"It's as if a great bird lives inside the stone of our days and since no sculptor can free it, it has to wait for the elements to wear us down, till it is free to fly." Mark Nepo

Wednesday, April 28, 2010

The Rest of the Story


Two classes in a row now she hasn't shown up. At first, both times, I was a little disappointed because I've gotten curious about what's going to come next with her. Then I got focused on what I was there to do and forgot about her. It would appear that Late Woman school is finished.

Here's the back story, the facts that have fed my lessons with her:

Her name is Diana, which I learned from listening to the teachers, as in, "Well, Diana, at least you're predictable."

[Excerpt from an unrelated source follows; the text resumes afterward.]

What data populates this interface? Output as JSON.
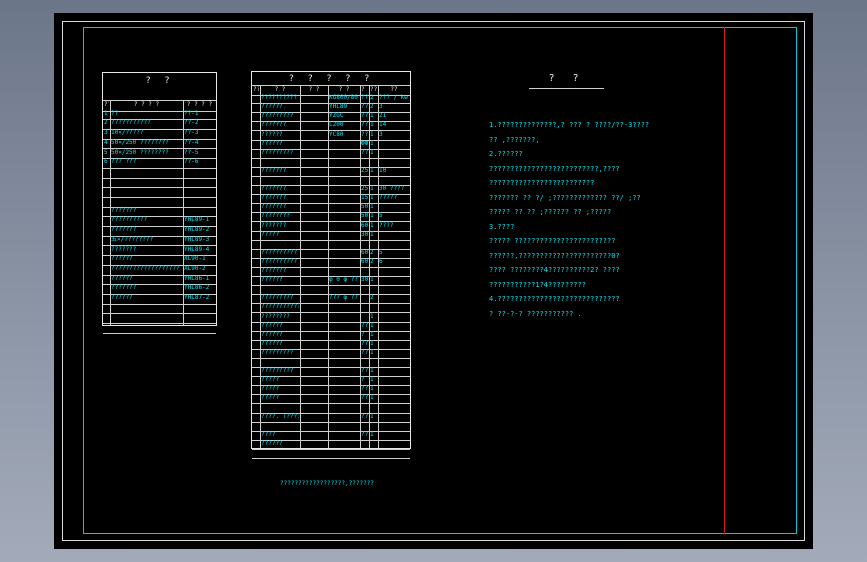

The first time I noticed her, months ago, it was because she came in late. She seemed familiar to me, but I couldn't figure out why. It took me weeks to find her in the recesses of my late-middle-aged brain. She was a mom at the school where I taught for nine years, a school not that far from the yoga studio. I remembered her as being a difficult mom, someone no one liked much because she complained constantly and stalked people like a hungry lioness. I had a vague memory of her son as being small, smart and sad. Once I made the connection (and I cringe as I write this), I tucked her in a box of someone-I-don't-like-for-a-really-good-reason. I also assumed (based on nothing in particular) she probably would not remember me fondly if she even noticed me.

That would have been that, except at some point she started setting up in my space every single class, and she was always there. Several blog posts later and hours of "what am I going to do with these feelings?" brought me to class a week ago Tuesday.

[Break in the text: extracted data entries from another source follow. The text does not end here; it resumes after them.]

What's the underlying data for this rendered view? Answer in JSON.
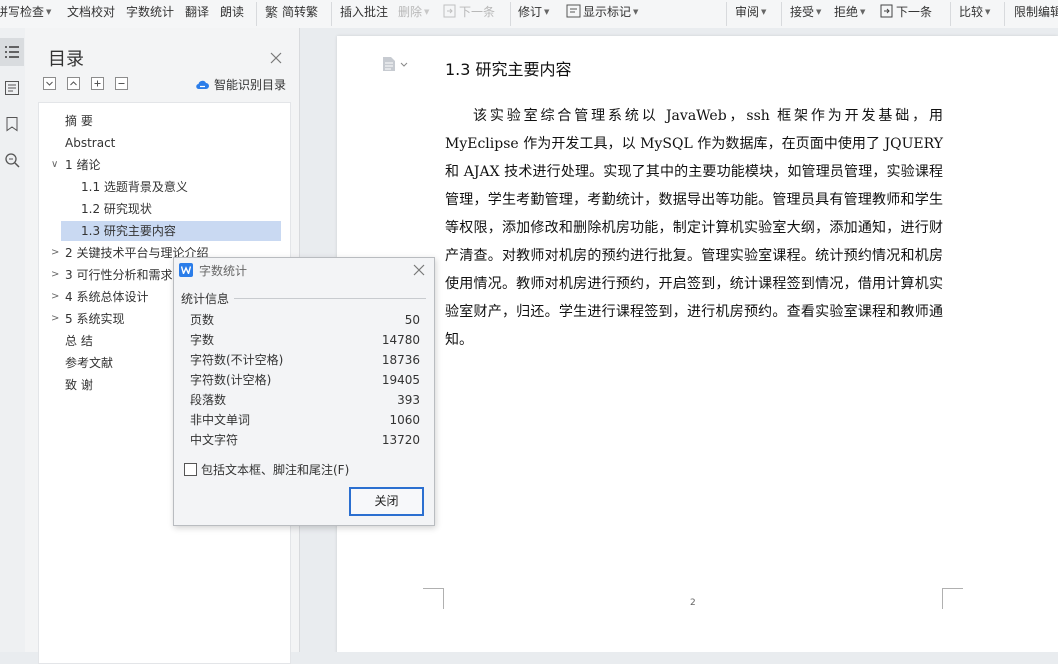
{
  "ribbon": {
    "items": [
      {
        "label": "拼写检查",
        "caret": true,
        "disabled": false
      },
      {
        "label": "文档校对",
        "caret": false,
        "disabled": false
      },
      {
        "label": "字数统计",
        "caret": false,
        "disabled": false
      },
      {
        "label": "翻译",
        "caret": false,
        "disabled": false
      },
      {
        "label": "朗读",
        "caret": false,
        "disabled": false
      },
      {
        "label": "简转繁",
        "caret": false,
        "disabled": false
      },
      {
        "label": "插入批注",
        "caret": false,
        "disabled": false
      },
      {
        "label": "删除",
        "caret": true,
        "disabled": true
      },
      {
        "label": "下一条",
        "caret": false,
        "disabled": true
      },
      {
        "label": "修订",
        "caret": true,
        "disabled": false
      },
      {
        "label": "显示标记",
        "caret": true,
        "disabled": false
      },
      {
        "label": "审阅",
        "caret": true,
        "disabled": false
      },
      {
        "label": "接受",
        "caret": true,
        "disabled": false
      },
      {
        "label": "拒绝",
        "caret": true,
        "disabled": false
      },
      {
        "label": "下一条",
        "caret": false,
        "disabled": false
      },
      {
        "label": "比较",
        "caret": true,
        "disabled": false
      },
      {
        "label": "限制编辑",
        "caret": false,
        "disabled": false
      }
    ],
    "caret_glyph": "▼"
  },
  "nav": {
    "title": "目录",
    "smart_toc": "智能识别目录",
    "toc": [
      {
        "label": "摘 要",
        "level": 1,
        "arrow": ""
      },
      {
        "label": "Abstract",
        "level": 1,
        "arrow": ""
      },
      {
        "label": "1 绪论",
        "level": 1,
        "arrow": "∨"
      },
      {
        "label": "1.1 选题背景及意义",
        "level": 2,
        "arrow": ""
      },
      {
        "label": "1.2 研究现状",
        "level": 2,
        "arrow": ""
      },
      {
        "label": "1.3 研究主要内容",
        "level": 2,
        "arrow": "",
        "selected": true
      },
      {
        "label": "2 关键技术平台与理论介绍",
        "level": 1,
        "arrow": ">"
      },
      {
        "label": "3 可行性分析和需求",
        "level": 1,
        "arrow": ">"
      },
      {
        "label": "4 系统总体设计",
        "level": 1,
        "arrow": ">"
      },
      {
        "label": "5 系统实现",
        "level": 1,
        "arrow": ">"
      },
      {
        "label": "总 结",
        "level": 1,
        "arrow": ""
      },
      {
        "label": "参考文献",
        "level": 1,
        "arrow": ""
      },
      {
        "label": "致 谢",
        "level": 1,
        "arrow": ""
      }
    ]
  },
  "document": {
    "heading": "1.3 研究主要内容",
    "body": "该实验室综合管理系统以 JavaWeb，ssh 框架作为开发基础，用 MyEclipse 作为开发工具，以 MySQL 作为数据库，在页面中使用了 JQUERY 和 AJAX 技术进行处理。实现了其中的主要功能模块，如管理员管理，实验课程管理，学生考勤管理，考勤统计，数据导出等功能。管理员具有管理教师和学生等权限，添加修改和删除机房功能，制定计算机实验室大纲，添加通知，进行财产清查。对教师对机房的预约进行批复。管理实验室课程。统计预约情况和机房使用情况。教师对机房进行预约，开启签到，统计课程签到情况，借用计算机实验室财产，归还。学生进行课程签到，进行机房预约。查看实验室课程和教师通知。",
    "page_number": "2"
  },
  "dialog": {
    "title": "字数统计",
    "group_label": "统计信息",
    "stats": [
      {
        "label": "页数",
        "value": "50"
      },
      {
        "label": "字数",
        "value": "14780"
      },
      {
        "label": "字符数(不计空格)",
        "value": "18736"
      },
      {
        "label": "字符数(计空格)",
        "value": "19405"
      },
      {
        "label": "段落数",
        "value": "393"
      },
      {
        "label": "非中文单词",
        "value": "1060"
      },
      {
        "label": "中文字符",
        "value": "13720"
      }
    ],
    "checkbox_label": "包括文本框、脚注和尾注(F)",
    "checkbox_checked": false,
    "close_button": "关闭"
  }
}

Diana came in late as usual. The class was small so there was space all over the room, even in front where she likes to be. I was in the middle row. She set up to my left, leaving me no room to  move my arms without clocking her (which, thank God, I wasn't compelled to do - this time). There was some room to my right, so at the end of warm-up, I shifted just a little. She. Followed. Me. Moved her mat to stay close to me. Like we were bound by some magnetic force field that couldn't be broken.

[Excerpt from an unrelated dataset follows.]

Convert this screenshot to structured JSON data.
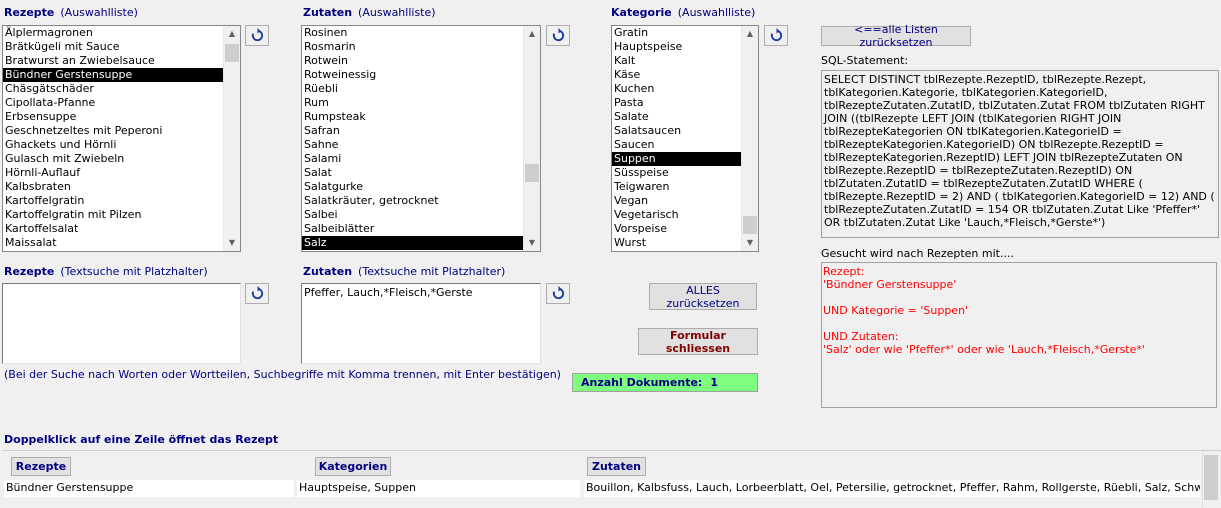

Pat noticed this time and mentioned it was clear to her that Diana felt some really strong attraction to me. And that's when a small bit of new memory rose to the surface. I was kind to her once. I remembered talking to her about her son and advocating for him with the principal and his teacher. Not much else, but enough for me to completely change my picture of her behavior.

So the story I told from her side of things is a very possible truth. It might not be, but that doesn't really matter at this point. What does matter is that my heart now sees a more complete picture - one that allows me the freedom to love both myself and her.

Photo from Flickr

16 comments:

Jerri said...

This is a totally Deb moment. That you helped her son; that she remembers you; that your kindness attracts her--all of it is vintage Deb.

That you worked through and tried to step in her shoes (or on her mat) is totally Deb, too.

You are amazing.

Janna Leadbetter said...

And isn't that what it should be about? Good for you. And lucky for us, you shared it.

Wanda said...

Yeah. Like that.

Anonymous said...

Beautiful either way.

Amber said...

I DO get the deeper point here, and it is a good one. But I can't help but giggle at the thought of her moving closer to you when you moved. hahaha! It is like something that would be on a sitcom...

;)

Jessica Nelson said...

That's so beautiful Deb. Perception really changes things, right?

Little kindnesses matter so, so much.

Carrie Wilson Link said...

You get it. You touched the situation with gentle awareness. What a gift to everyone, thanks for sharing it so beautifully!

Unspoken said...

I like it when things twist in a direction that frees you up unexpectedly! More and more of that in my life, I hope. Glad to see it is happening in yours ;).

Midlife Roadtripper said...

What an "evolution" to watch as you've worked through this. Funny how things work out and even more interesting is how the power of getting it into words can help work through any process. Most of the time.

Suzy said...

You went full circle. Amazing lesson for all of us.

Love you

Suzy

Anonymous said...

Funny how that works. Isn't it amazing what kindness does?

fullsoulahead.com said...

Love the quote at the top. A miracle is just a shift in perception. You did it!

Doesn't it feel fab?

patti said...

Deb, you are SO COOL! Thanks for sharing this sequel, novella--one fine story.

Hey, if you have time, stop by my place today. I posted late but really want to share a poem by Mary Oliver called, "Lead" in light of the Gulf oil spill.

On a brighter note, Happy Weekend!

Blessings,
Patti

Mark Lyons said...

This one did bring the tears. I love how you're so transparent about the effect this woman had on invading your space...and now, you're ability to perhaps see the story-line from her perspective. Beautiful writing. And wonderful healing.

Love
Mark

tricia said...

Sometimes, God gives you people to cultivate. Sometimes you don't even notice, sometimes you do notice and recoil. They are sometimes VERY unlovable. Whatever the case, you are destined to impact their lives.=)

kario said...

Love the ones who love you, even if you don't like them. Or, as Carrie told me once, "Fake it 'til you feel it."

I love that you didn't dismiss it as a pesky annoyance. That you looked deeper and thought about it. You are a treasure.